BPI begins by exploring the strong possibility that the 21st century will be known as “The Chinese Century”, referring to China’s authoritarian use of CBDC and other military, economic and cultural hegemony.
So, as more nations have begun to develop and launch their own versions of CBDCs, it’s becoming increasingly clear that governments are competing not only to maintain their authority over legacy finance, but to seek an entirely new level of power. .
“People today can only transact at the pleasure of the state through banks that deploy police power as quasi-state institutions,” the report said.
BPI is therefore calling on the US government and central banking regime to pursue a new path forward; a path that enhances privacy and enhances freedom.
“As the world follows China’s path in the 21st century, the United States should stand for something different: it should stand for freedom,” the statement said. “For this reason, the United States should reject central bank digital currencies.”
However, if the United States were to reject the idea of CBDCs, something has to solve the problem of the need for digital currencies, specifically, digital fiat that allows for low-fee, virtually instantaneous cross-border transactions.
“The highly guarded and controlled world of digital money suggests that a meaningful alternative must be private, uncensorable and free,” the report said.
“These are the characteristics of bitcoin: a global cryptocurrency issued by a protocol rather than a bank,” the report continued.

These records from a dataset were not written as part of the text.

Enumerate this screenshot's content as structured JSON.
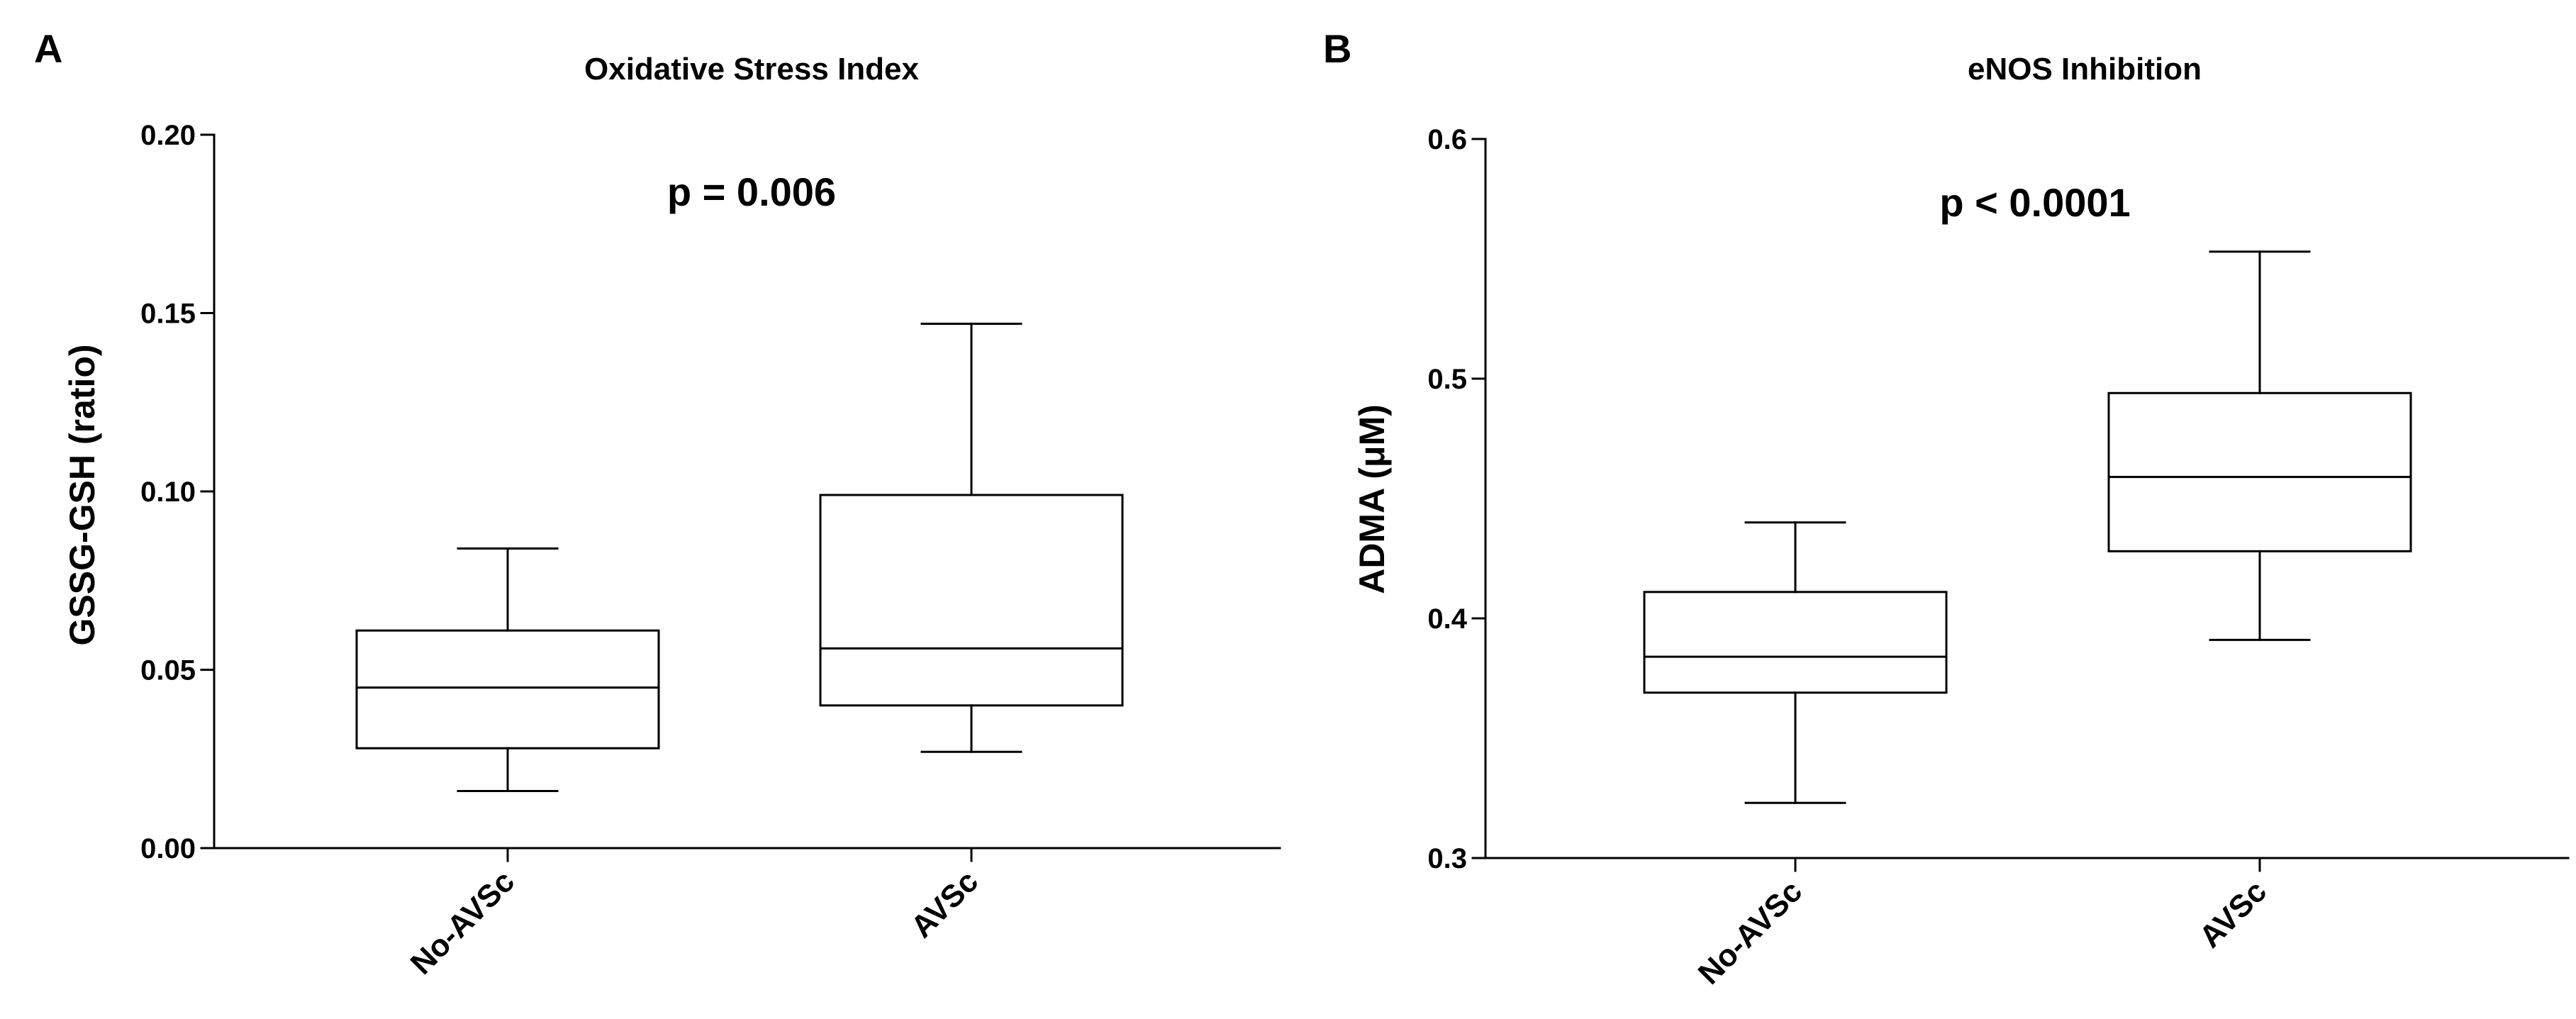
{
  "chart_data": [
    {
      "type": "box",
      "panel": "A",
      "title": "Oxidative Stress Index",
      "annotation": "p = 0.006",
      "ylabel": "GSSG-GSH (ratio)",
      "xlabel": "",
      "ylim": [
        0,
        0.2
      ],
      "yticks": [
        0,
        0.05,
        0.1,
        0.15,
        0.2
      ],
      "ytick_labels": [
        "0.00",
        "0.05",
        "0.10",
        "0.15",
        "0.20"
      ],
      "categories": [
        "No-AVSc",
        "AVSc"
      ],
      "boxes": [
        {
          "name": "No-AVSc",
          "min": 0.016,
          "q1": 0.028,
          "median": 0.045,
          "q3": 0.061,
          "max": 0.084
        },
        {
          "name": "AVSc",
          "min": 0.027,
          "q1": 0.04,
          "median": 0.056,
          "q3": 0.099,
          "max": 0.147
        }
      ]
    },
    {
      "type": "box",
      "panel": "B",
      "title": "eNOS Inhibition",
      "annotation": "p < 0.0001",
      "ylabel": "ADMA (μM)",
      "xlabel": "",
      "ylim": [
        0.3,
        0.6
      ],
      "yticks": [
        0.3,
        0.4,
        0.5,
        0.6
      ],
      "ytick_labels": [
        "0.3",
        "0.4",
        "0.5",
        "0.6"
      ],
      "categories": [
        "No-AVSc",
        "AVSc"
      ],
      "boxes": [
        {
          "name": "No-AVSc",
          "min": 0.323,
          "q1": 0.369,
          "median": 0.384,
          "q3": 0.411,
          "max": 0.44
        },
        {
          "name": "AVSc",
          "min": 0.391,
          "q1": 0.428,
          "median": 0.459,
          "q3": 0.494,
          "max": 0.553
        }
      ]
    }
  ]
}
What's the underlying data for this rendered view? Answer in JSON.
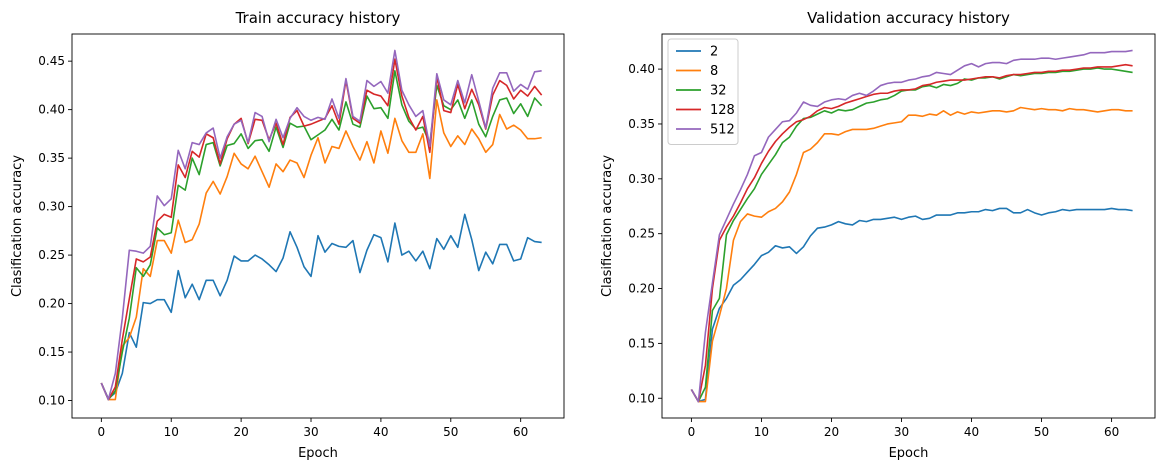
{
  "chart_data": [
    {
      "type": "line",
      "title": "Train accuracy history",
      "xlabel": "Epoch",
      "ylabel": "Clasification accuracy",
      "xlim": [
        -4.2,
        66.2
      ],
      "ylim": [
        0.082,
        0.478
      ],
      "xticks": [
        0,
        10,
        20,
        30,
        40,
        50,
        60
      ],
      "yticks": [
        0.1,
        0.15,
        0.2,
        0.25,
        0.3,
        0.35,
        0.4,
        0.45
      ],
      "ytick_labels": [
        "0.10",
        "0.15",
        "0.20",
        "0.25",
        "0.30",
        "0.35",
        "0.40",
        "0.45"
      ],
      "grid": false,
      "legend": null,
      "series": [
        {
          "name": "2",
          "color": "#1f77b4",
          "values": [
            0.118,
            0.102,
            0.108,
            0.128,
            0.17,
            0.155,
            0.201,
            0.2,
            0.204,
            0.204,
            0.191,
            0.234,
            0.206,
            0.22,
            0.204,
            0.224,
            0.224,
            0.208,
            0.224,
            0.249,
            0.244,
            0.244,
            0.25,
            0.246,
            0.24,
            0.233,
            0.247,
            0.274,
            0.258,
            0.238,
            0.228,
            0.27,
            0.253,
            0.262,
            0.259,
            0.258,
            0.265,
            0.232,
            0.255,
            0.271,
            0.268,
            0.243,
            0.283,
            0.25,
            0.254,
            0.244,
            0.254,
            0.236,
            0.267,
            0.256,
            0.27,
            0.258,
            0.292,
            0.266,
            0.234,
            0.253,
            0.241,
            0.261,
            0.261,
            0.244,
            0.246,
            0.268,
            0.264,
            0.263
          ]
        },
        {
          "name": "8",
          "color": "#ff7f0e",
          "values": [
            0.118,
            0.101,
            0.101,
            0.156,
            0.165,
            0.186,
            0.236,
            0.228,
            0.265,
            0.265,
            0.252,
            0.286,
            0.263,
            0.266,
            0.282,
            0.314,
            0.326,
            0.313,
            0.331,
            0.355,
            0.344,
            0.339,
            0.352,
            0.336,
            0.32,
            0.344,
            0.336,
            0.348,
            0.345,
            0.33,
            0.353,
            0.371,
            0.345,
            0.362,
            0.36,
            0.378,
            0.362,
            0.348,
            0.367,
            0.345,
            0.378,
            0.355,
            0.391,
            0.368,
            0.356,
            0.356,
            0.375,
            0.329,
            0.41,
            0.376,
            0.362,
            0.373,
            0.364,
            0.38,
            0.37,
            0.356,
            0.364,
            0.395,
            0.38,
            0.384,
            0.379,
            0.37,
            0.37,
            0.371
          ]
        },
        {
          "name": "32",
          "color": "#2ca02c",
          "values": [
            0.118,
            0.101,
            0.11,
            0.15,
            0.185,
            0.237,
            0.228,
            0.24,
            0.278,
            0.271,
            0.273,
            0.322,
            0.317,
            0.35,
            0.333,
            0.364,
            0.366,
            0.342,
            0.363,
            0.365,
            0.375,
            0.36,
            0.368,
            0.369,
            0.357,
            0.382,
            0.361,
            0.386,
            0.382,
            0.383,
            0.369,
            0.374,
            0.379,
            0.39,
            0.379,
            0.408,
            0.385,
            0.382,
            0.414,
            0.401,
            0.402,
            0.391,
            0.44,
            0.405,
            0.388,
            0.38,
            0.382,
            0.365,
            0.425,
            0.404,
            0.4,
            0.41,
            0.391,
            0.41,
            0.385,
            0.372,
            0.393,
            0.41,
            0.412,
            0.396,
            0.406,
            0.393,
            0.412,
            0.404
          ]
        },
        {
          "name": "128",
          "color": "#d62728",
          "values": [
            0.118,
            0.101,
            0.114,
            0.163,
            0.205,
            0.246,
            0.243,
            0.248,
            0.285,
            0.292,
            0.289,
            0.343,
            0.33,
            0.357,
            0.351,
            0.375,
            0.371,
            0.344,
            0.37,
            0.385,
            0.391,
            0.365,
            0.39,
            0.389,
            0.369,
            0.386,
            0.364,
            0.392,
            0.399,
            0.383,
            0.385,
            0.388,
            0.391,
            0.404,
            0.385,
            0.43,
            0.391,
            0.386,
            0.42,
            0.416,
            0.414,
            0.404,
            0.452,
            0.414,
            0.392,
            0.379,
            0.393,
            0.356,
            0.434,
            0.399,
            0.397,
            0.426,
            0.401,
            0.421,
            0.405,
            0.38,
            0.415,
            0.43,
            0.425,
            0.411,
            0.42,
            0.414,
            0.424,
            0.415
          ]
        },
        {
          "name": "512",
          "color": "#9467bd",
          "values": [
            0.118,
            0.101,
            0.128,
            0.185,
            0.255,
            0.254,
            0.252,
            0.259,
            0.311,
            0.301,
            0.308,
            0.358,
            0.339,
            0.366,
            0.364,
            0.376,
            0.381,
            0.35,
            0.372,
            0.385,
            0.389,
            0.366,
            0.397,
            0.393,
            0.367,
            0.39,
            0.371,
            0.391,
            0.402,
            0.393,
            0.389,
            0.392,
            0.39,
            0.411,
            0.391,
            0.432,
            0.393,
            0.388,
            0.43,
            0.424,
            0.429,
            0.417,
            0.461,
            0.42,
            0.405,
            0.393,
            0.399,
            0.362,
            0.437,
            0.41,
            0.405,
            0.43,
            0.407,
            0.436,
            0.409,
            0.381,
            0.422,
            0.438,
            0.438,
            0.419,
            0.426,
            0.421,
            0.439,
            0.44
          ]
        }
      ]
    },
    {
      "type": "line",
      "title": "Validation accuracy history",
      "xlabel": "Epoch",
      "ylabel": "Clasification accuracy",
      "xlim": [
        -4.2,
        66.2
      ],
      "ylim": [
        0.082,
        0.432
      ],
      "xticks": [
        0,
        10,
        20,
        30,
        40,
        50,
        60
      ],
      "yticks": [
        0.1,
        0.15,
        0.2,
        0.25,
        0.3,
        0.35,
        0.4
      ],
      "ytick_labels": [
        "0.10",
        "0.15",
        "0.20",
        "0.25",
        "0.30",
        "0.35",
        "0.40"
      ],
      "grid": false,
      "legend": "top-left",
      "series": [
        {
          "name": "2",
          "color": "#1f77b4",
          "values": [
            0.108,
            0.097,
            0.099,
            0.163,
            0.182,
            0.191,
            0.203,
            0.208,
            0.215,
            0.222,
            0.23,
            0.233,
            0.239,
            0.237,
            0.238,
            0.232,
            0.238,
            0.248,
            0.255,
            0.256,
            0.258,
            0.261,
            0.259,
            0.258,
            0.262,
            0.261,
            0.263,
            0.263,
            0.264,
            0.265,
            0.263,
            0.265,
            0.266,
            0.263,
            0.264,
            0.267,
            0.267,
            0.267,
            0.269,
            0.269,
            0.27,
            0.27,
            0.272,
            0.271,
            0.273,
            0.273,
            0.269,
            0.269,
            0.272,
            0.269,
            0.267,
            0.269,
            0.27,
            0.272,
            0.271,
            0.272,
            0.272,
            0.272,
            0.272,
            0.272,
            0.273,
            0.272,
            0.272,
            0.271
          ]
        },
        {
          "name": "8",
          "color": "#ff7f0e",
          "values": [
            0.108,
            0.097,
            0.097,
            0.152,
            0.175,
            0.2,
            0.244,
            0.261,
            0.268,
            0.266,
            0.265,
            0.27,
            0.273,
            0.279,
            0.288,
            0.304,
            0.324,
            0.327,
            0.333,
            0.341,
            0.341,
            0.34,
            0.343,
            0.345,
            0.345,
            0.345,
            0.346,
            0.348,
            0.35,
            0.351,
            0.352,
            0.358,
            0.358,
            0.357,
            0.359,
            0.358,
            0.362,
            0.358,
            0.361,
            0.359,
            0.361,
            0.36,
            0.361,
            0.362,
            0.362,
            0.361,
            0.362,
            0.365,
            0.364,
            0.363,
            0.364,
            0.363,
            0.363,
            0.362,
            0.364,
            0.363,
            0.363,
            0.362,
            0.361,
            0.362,
            0.363,
            0.363,
            0.362,
            0.362
          ]
        },
        {
          "name": "32",
          "color": "#2ca02c",
          "values": [
            0.108,
            0.097,
            0.11,
            0.18,
            0.191,
            0.249,
            0.262,
            0.272,
            0.282,
            0.291,
            0.304,
            0.313,
            0.322,
            0.333,
            0.338,
            0.348,
            0.355,
            0.356,
            0.359,
            0.362,
            0.36,
            0.363,
            0.362,
            0.363,
            0.366,
            0.369,
            0.37,
            0.372,
            0.373,
            0.376,
            0.38,
            0.381,
            0.381,
            0.384,
            0.385,
            0.383,
            0.386,
            0.385,
            0.387,
            0.391,
            0.39,
            0.392,
            0.392,
            0.393,
            0.391,
            0.393,
            0.395,
            0.394,
            0.395,
            0.396,
            0.396,
            0.397,
            0.397,
            0.398,
            0.398,
            0.399,
            0.4,
            0.4,
            0.401,
            0.4,
            0.4,
            0.399,
            0.398,
            0.397
          ]
        },
        {
          "name": "128",
          "color": "#d62728",
          "values": [
            0.108,
            0.097,
            0.13,
            0.2,
            0.244,
            0.256,
            0.266,
            0.278,
            0.291,
            0.301,
            0.314,
            0.325,
            0.334,
            0.341,
            0.347,
            0.352,
            0.354,
            0.357,
            0.362,
            0.365,
            0.364,
            0.366,
            0.369,
            0.371,
            0.373,
            0.375,
            0.377,
            0.378,
            0.378,
            0.38,
            0.381,
            0.381,
            0.382,
            0.385,
            0.386,
            0.388,
            0.389,
            0.39,
            0.39,
            0.39,
            0.391,
            0.392,
            0.393,
            0.393,
            0.392,
            0.394,
            0.395,
            0.395,
            0.396,
            0.397,
            0.397,
            0.398,
            0.398,
            0.399,
            0.399,
            0.4,
            0.401,
            0.401,
            0.402,
            0.402,
            0.402,
            0.403,
            0.404,
            0.403
          ]
        },
        {
          "name": "512",
          "color": "#9467bd",
          "values": [
            0.108,
            0.097,
            0.16,
            0.205,
            0.249,
            0.263,
            0.277,
            0.29,
            0.304,
            0.321,
            0.324,
            0.338,
            0.345,
            0.352,
            0.353,
            0.36,
            0.37,
            0.367,
            0.366,
            0.37,
            0.372,
            0.373,
            0.372,
            0.376,
            0.378,
            0.376,
            0.38,
            0.385,
            0.387,
            0.388,
            0.388,
            0.39,
            0.391,
            0.393,
            0.394,
            0.397,
            0.396,
            0.395,
            0.399,
            0.403,
            0.405,
            0.402,
            0.405,
            0.406,
            0.406,
            0.405,
            0.408,
            0.409,
            0.409,
            0.409,
            0.41,
            0.41,
            0.409,
            0.41,
            0.411,
            0.412,
            0.413,
            0.415,
            0.415,
            0.415,
            0.416,
            0.416,
            0.416,
            0.417
          ]
        }
      ]
    }
  ]
}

Fortunately, Bitcoin offers all these necessary benefits: instant, low-cost or free transactions, domestic and cross-border transactions, final settlement, no built-in transaction monitoring or control, and no central entity capable of controlling Bitcoin’s monetary policy.
In addition, BPI noted that Bitcoin will likely work in conjunction with privately issued stablecoins from banking institutions, although it is not clear that this is necessary. However, this idea helps to close a temporary gap regarding the digital fiat access problem.
“To solve this problem [access to digital fiat]private banks around the world can issue crypto stablecoins pegged to fiat currencies and backed 1:1 with hard collateral.”
The report concludes with a rallying call for America to take the harder road, the road that strengthens privacy and guarantees freedom without centralizing power in a system that likely breeds future abuse.
“We live in a world characterized by the systematic erosion of individual privacy, leading inexorably to the extinction of freedom,” according to the report.